L’une des principales raisons de cette durée de détention hors-normes, ce sont les pressions exercées par les Etats-Unis sur la France. On voit que les ingérences américaines dans les affaires européennes ne datent pas d’aujourd’hui. Elles existaient déjà sous la présidence d’Obama ou même avant. En 2013, certains barons « socialistes » comme Laurent Fabius, Manuel Vals ou François Hollande ont prêté une oreille attentive aux désidératas américains, empêchant la libération d’Abdallah alors même qu’elle était accordée par les juges de l’application des peines, en première instance comme en appel.
On retrouve dans ce film un des sujets qui vous a fait connaître : une critique de la fabrique médiatique du mensonge. Comment le situer dans votre filmographie ?
Nous avons presque toujours en tête, lorsque nous nous lançons dans la réalisation de films, d’essayer de tenter de proposer d’autres points de vue que le discours dominant, d’autres sons de cloche que la musique ambiante si les choses qu’on nous a mis dans la tête s’avèrent fausses, mensongères. Et tout comme dans mon précédent long-métrage sur les rebelles colombiens des FARC, nous questionnons ici la figure du « terroriste », un vocable souvent utilisé par le pouvoir pour disqualifier toute forme de résistance radicale de nos jours. Ce mot est employé à tout va par le pouvoir politique, comme par les grands médias d’extrême-droite, de droite voire de gauche (ou se présentant comme de gauche), pour salir certaines formes de contestation du système. Or, s’en prendre aux méga-bassines d’eau pour l’agro-industrie, comme à Sainte-Soline, ne relève pas, bien entendu, de l’ « éco-terrorisme ». De même que s’engager dans la lutte armée n’implique pas forcément le recours à des actions visant à assassiner et terroriser des civils telles qu’a pu le pratiquer Daesh. Les assassinats ciblés de militaires et diplomates réalisés par les FARL, le groupe armé d’Abdallah, sont des actions que l’on aurait probablement qualifiées de résistantes, après guerre. Maintenant, il ne s’agit pas de verser dans la contre-propagande, de travestir la réalité dans nos films, mais de proposer aux spectateurs et spectatrices des récits documentés bien plus proches de la vérité que ceux que cherchent à nous imposer les tenants du pouvoir économique (Arnault, Bolloré, Niel, Pinault…) et ceux du pouvoir politique (Hollande, Sarkozy, Macron…) souvent inféodés au pouvoir économique.
Le film a-t-il été financé sans difficulté ?

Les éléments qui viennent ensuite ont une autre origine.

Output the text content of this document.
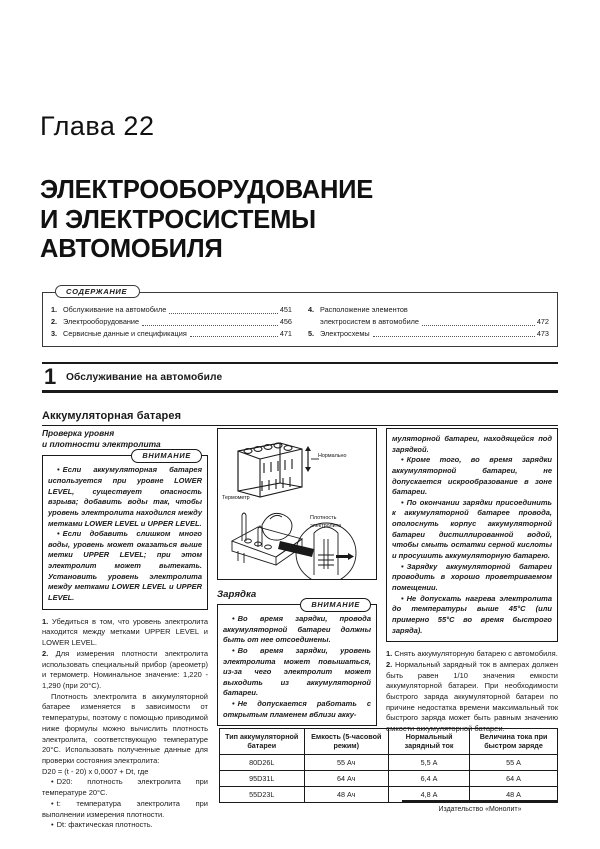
Глава 22
ЭЛЕКТРООБОРУДОВАНИЕ
И ЭЛЕКТРОСИСТЕМЫ
АВТОМОБИЛЯ
СОДЕРЖАНИЕ
1. Обслуживание на автомобиле	451
2. Электрооборудование	456
3. Сервисные данные и спецификация	471
4. Расположение элементов
электросистем в автомобиле	472
5. Электросхемы	473
1 Обслуживание на автомобиле
Аккумуляторная батарея
Проверка уровня
и плотности электролита
ВНИМАНИЕ

• Если аккумуляторная батарея используется при уровне LOWER LEVEL, существует опасность взрыва; добавить воды так, чтобы уровень электролита находился между метками LOWER LEVEL и UPPER LEVEL.

• Если добавить слишком много воды, уровень может оказаться выше метки UPPER LEVEL; при этом электролит может вытекать. Установить уровень электролита между метками LOWER LEVEL и UPPER LEVEL.

1. Убедиться в том, что уровень электролита находится между метками UPPER LEVEL и LOWER LEVEL.

2. Для измерения плотности электролита использовать специальный прибор (ареометр) и термометр. Номинальное значение: 1,220 - 1,290 (при 20°С).

Плотность электролита в аккумуляторной батарее изменяется в зависимости от температуры, поэтому с помощью приводимой ниже формулы можно вычислить плотность электролита, соответствующую температуре 20°С. Использовать полученные данные для проверки состояния электролита:

D20 = (t - 20) х 0,0007 + Dt, где

• D20: плотность электролита при температуре 20°С.

• t: температура электролита при выполнении измерения плотности.

• Dt: фактическая плотность.

Нормально
Термометр
Плотность
электролита
Зарядка
ВНИМАНИЕ

• Во время зарядки, провода аккумуляторной батареи должны быть от нее отсоединены.

• Во время зарядки, уровень электролита может повышаться, из-за чего электролит может выходить из аккумуляторной батареи.

• Не допускается работать с открытым пламенем вблизи акку-

муляторной батареи, находящейся под зарядкой.

• Кроме того, во время зарядки аккумуляторной батареи, не допускается искрообразование в зоне батареи.

• По окончании зарядки присоединить к аккумуляторной батарее провода, ополоснуть корпус аккумуляторной батареи дистиллированной водой, чтобы смыть остатки серной кислоты и просушить аккумуляторную батарею.

• Зарядку аккумуляторной батареи проводить в хорошо проветриваемом помещении.

• Не допускать нагрева электролита до температуры выше 45°С (или примерно 55°С во время быстрого заряда).

1. Снять аккумуляторную батарею с автомобиля.

2. Нормальный зарядный ток в амперах должен быть равен 1/10 значения емкости аккумуляторной батареи. При необходимости быстрого заряда аккумуляторной батареи по причине недостатка времени максимальный ток быстрого заряда может быть равным значению емкости аккумуляторной батареи.

Тип аккумуляторной батареи	Емкость (5-часовой режим)	Нормальный зарядный ток	Величина тока при быстром заряде
80D26L	55 Ач	5,5 А	55 А
95D31L	64 Ач	6,4 А	64 А
55D23L	48 Ач	4,8 А	48 А
Издательство «Монолит»
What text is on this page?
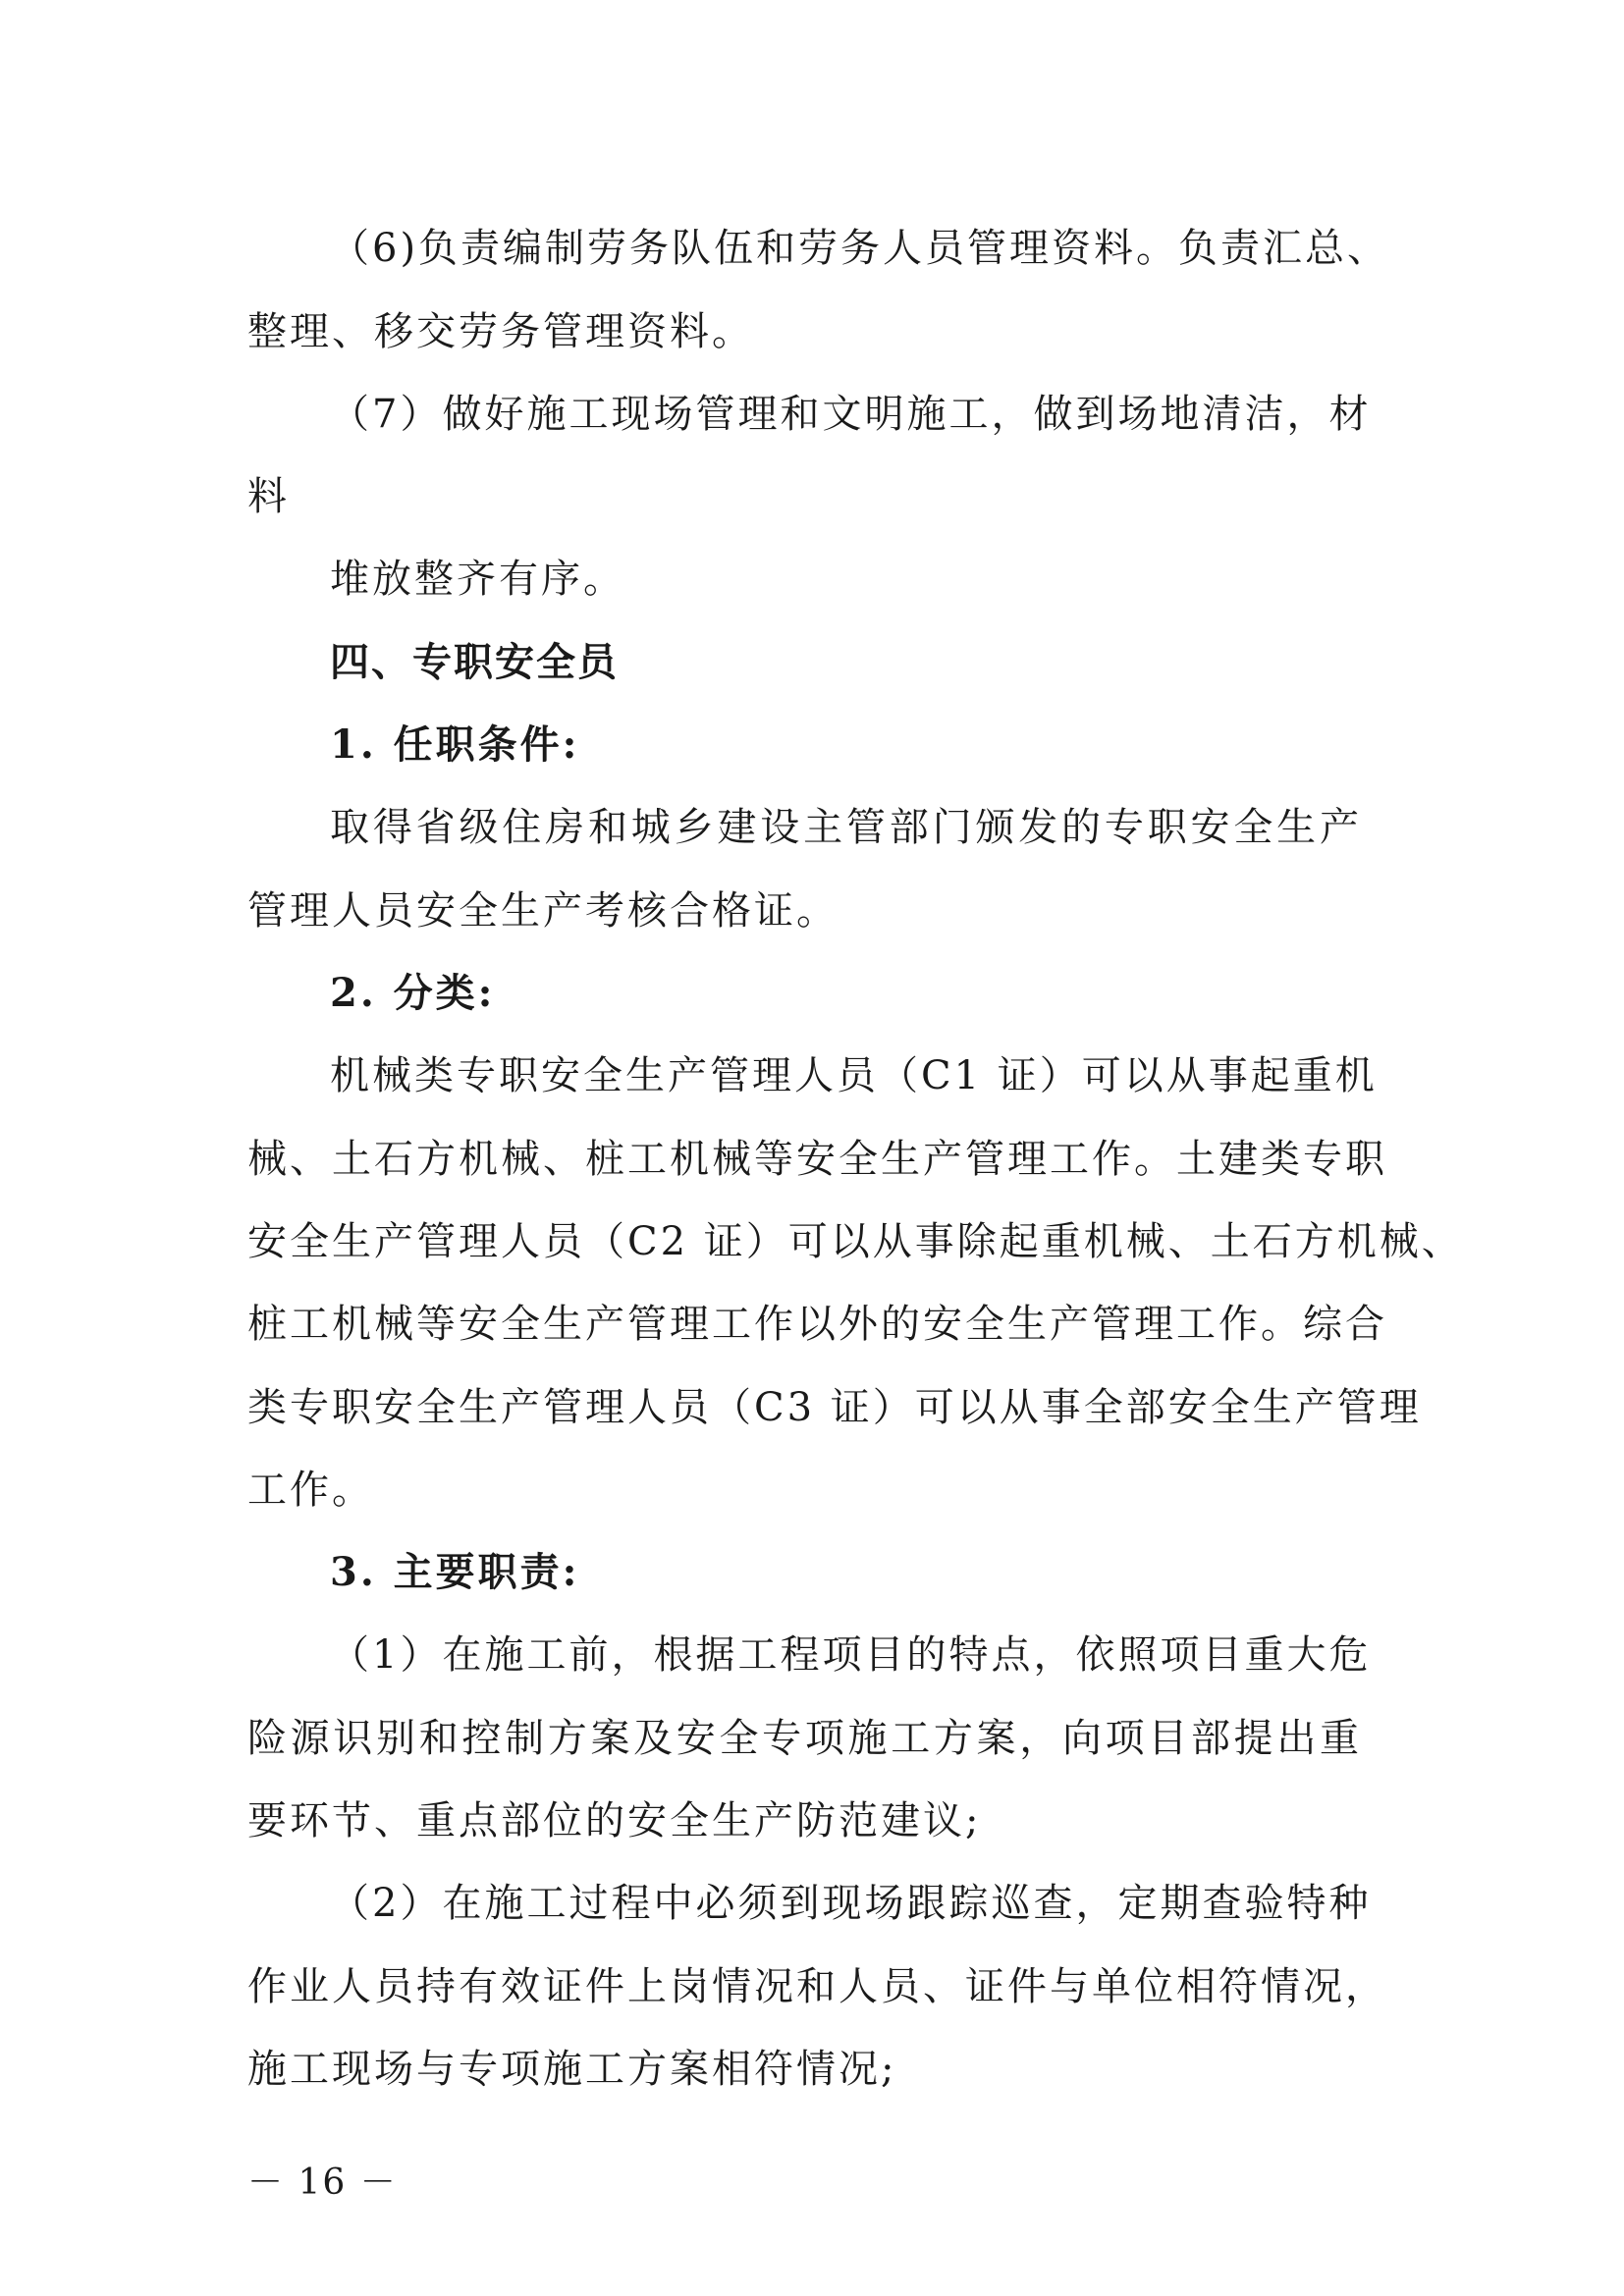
（6)负责编制劳务队伍和劳务人员管理资料。负责汇总、
整理、移交劳务管理资料。
（7）做好施工现场管理和文明施工，做到场地清洁，材
料
堆放整齐有序。
四、专职安全员
1. 任职条件:
取得省级住房和城乡建设主管部门颁发的专职安全生产
管理人员安全生产考核合格证。
2. 分类:
机械类专职安全生产管理人员（C1 证）可以从事起重机
械、土石方机械、桩工机械等安全生产管理工作。土建类专职
安全生产管理人员（C2 证）可以从事除起重机械、土石方机械、
桩工机械等安全生产管理工作以外的安全生产管理工作。综合
类专职安全生产管理人员（C3 证）可以从事全部安全生产管理
工作。
3. 主要职责:
（1）在施工前，根据工程项目的特点，依照项目重大危
险源识别和控制方案及安全专项施工方案，向项目部提出重
要环节、重点部位的安全生产防范建议;
（2）在施工过程中必须到现场跟踪巡查，定期查验特种
作业人员持有效证件上岗情况和人员、证件与单位相符情况，
施工现场与专项施工方案相符情况;
－ 16 －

ARTE, France TV et Netflix ont refusé le projet. Mais, Annie Gonzalez, qui a produit la plupart de mes longs-métrages, a accompagné le projet pour qu’on puisse aller jusqu’au bout de la fabrication de ce long-métrage. Seul le cinéma indépendant peut aborder un sujet tabou comme celui-ci : l’injustice commise à l’égard d’un militant internationaliste, ex-membre d’un groupe armé communiste, accusé à tort de « terrorisme », comme ce fut le cas pour Missak et Mélinée Manouchian que l’on célèbre aujourd’hui. Internet, les réseaux sociaux et la télévision sont incapables de réaliser ce genre de travail. Soit ils pratiquent la censure ou l’autocensure, soit ils n’ont pas les moyens de mener à bien pareille enquête. La preuve : notre film est le seul travail d’investigation un tant soit peu sérieux mené sur l’affaire Abdallah. Et remercions chaleureusement les plus de 800 contributeurs et contributrices qui ont soutenu financièrement ce chantier.